Es un monstruo. Quizá el mejor pianista vivo. Siempre es una fiesta escuchar a Brad Mehldau, incluso en un concierto cualquiera, uno más, como el de este miércoles en el Palau, un tanto administrativo, pelín tieso, seguramente porque todos salimos tiesos de un año administrativo y pandémico y aun no acabamos de encontrarnos del todo. Teníamos una vida que poco o mucho se ha roto y estos días de cuidados y buena temperatura vamos recogiendo del suelo los pedazos a ver si la rehacemos. De construir y reconstruir Mehldau sabe algo. Desde hace casi dos décadas ha desafiado tantas convenciones —incluidas las de los vanguardistas, que pueden ser muy dogmáticos— para hacer del jazz una música más inclusiva, expresiva y alegre. Mehldau impugna abiertamente la idea de que el jazz es un género secreto y oscuro, incapaz de relacionarse con otras formas de música popular. Mentira, dice Mehldau en cada concierto. En el del Palau también.
El hombre, además, debía estar emocionado. Antes de arrancar la velada, recibió la Medalla de Oro del Festival de Jazz de Barcelona en reconocimiento a su carrera. Barcelona es importante en la vida y en la música de este pianista. Él mismo lo recordó al agradecer el galardón y al despedirse del público. Aquí se ha hecho músico; de aquí es Jorge Rossy, el batería de su primer trío; aquí ha tocado tanto desde principios de los 90, cuando los que sabían veían en él la estrella en ascenso que se iluminó a finales de la década —sigue encendida.
El concierto de este miércoles, sin embargo, es el partido de fútbol de un jugador que aun tiene que coger el ritmo.
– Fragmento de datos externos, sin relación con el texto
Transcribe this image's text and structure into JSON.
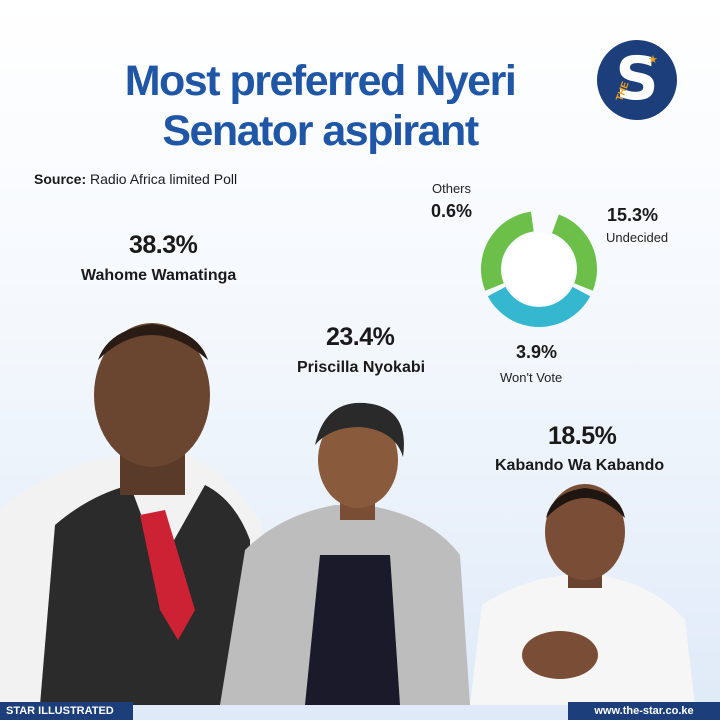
{
  "header": {
    "title_line1": "Most preferred  Nyeri",
    "title_line2": "Senator aspirant",
    "source_label": "Source:",
    "source_text": "Radio Africa limited Poll",
    "logo_text": "S",
    "logo_small": "THE"
  },
  "candidates": [
    {
      "name": "Wahome Wamatinga",
      "pct": "38.3%"
    },
    {
      "name": "Priscilla Nyokabi",
      "pct": "23.4%"
    },
    {
      "name": "Kabando Wa Kabando",
      "pct": "18.5%"
    }
  ],
  "donut": [
    {
      "label": "Undecided",
      "pct": "15.3%"
    },
    {
      "label": "Won't Vote",
      "pct": "3.9%"
    },
    {
      "label": "Others",
      "pct": "0.6%"
    }
  ],
  "footer": {
    "left": "STAR ILLUSTRATED",
    "right": "www.the-star.co.ke"
  },
  "colors": {
    "title": "#1f56a6",
    "brand_navy": "#1c3f7c",
    "donut_green": "#6cc04a",
    "donut_teal": "#35b8cf",
    "accent_orange": "#f2a21a"
  },
  "chart_data": {
    "type": "bar",
    "title": "Most preferred  Nyeri Senator aspirant",
    "categories": [
      "Wahome Wamatinga",
      "Priscilla Nyokabi",
      "Kabando Wa Kabando",
      "Undecided",
      "Won't Vote",
      "Others"
    ],
    "values": [
      38.3,
      23.4,
      18.5,
      15.3,
      3.9,
      0.6
    ],
    "unit": "%"
  }
}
No se complicó mucho la vida. Fue una especie de Manual de Mehldau para Principiantes. Sonaron dos piezas de Suite: April 2020, su último disco, una colección de miniaturas escritas en confinamiento, migajas sonoras que marcan el recorrido de casa en casa de un día cualquiera —de abril o del mes que quieras— de este año de encierro que Mehldau ha pasado en casa de Fleurine, su mujer, en Holanda. Es una entrega ecléctica. Algunas piezas son más abstractas, otras más descriptivas, algunas más atmosféricas, otras concretas. Hay una pizca de todos los mehldaus aquí, desde el improvisador impresionista al intérprete más académico, pasando por el músico que toca dos melodías en paralelo y el centrifugador de grandes estándares, del Great American Songbook y de toda cuanta música popular atrapa y reprocesa, de los Beatles a Radiohead y Soundgarden.
Mehldau ofreció en el Palau el mismo jarabe, pero menos intenso y arriesgado, más populista y colorido. Sólo este par de temas suyos, un Coltrane, un Monk. El resto, revisiones poco revisadas de los Beatles, Bowie (Life in Mars) y Radiohead, claro. El Mehldau estrella apareció en la pieza de entrada, uno encadenado de canciones que incluía Karma Police y Go To Sleep, de Radiohead, claro, y una fenomenal versión de I Am The Walrus, del Magical Mystery Tour de los Beatles, el momentazo de la noche, con Mehldau enseñando todas sus caras, la de verdad y las musicales, en cuatro minutos, juegos de manos incluidos.
La parte central del concierto fue más anodina, punteada con chispas blues y su maravillosa mano izquierda. Al final, el hombre lo levantó con tres bises, Maybe I'm Amazed, de Paul McCartney; Skippy, de Monk, maravillosamente improvisado; y el último, Golden Slumbers, del Abbey Road, tocado con la misma actitud y aires que el primer tema del concierto. Final redondo. Sabe latín, Mehldau, y tenía a la gente entregada —era la undécima vez que actuaba en el Festival. El público acabó de pie y el artista remachó sus deseos de felicidad pospandèmica con que había despedido el concierto regular con los versos de la canción de McCartney: "Érase una vez el camino para volver a casa...".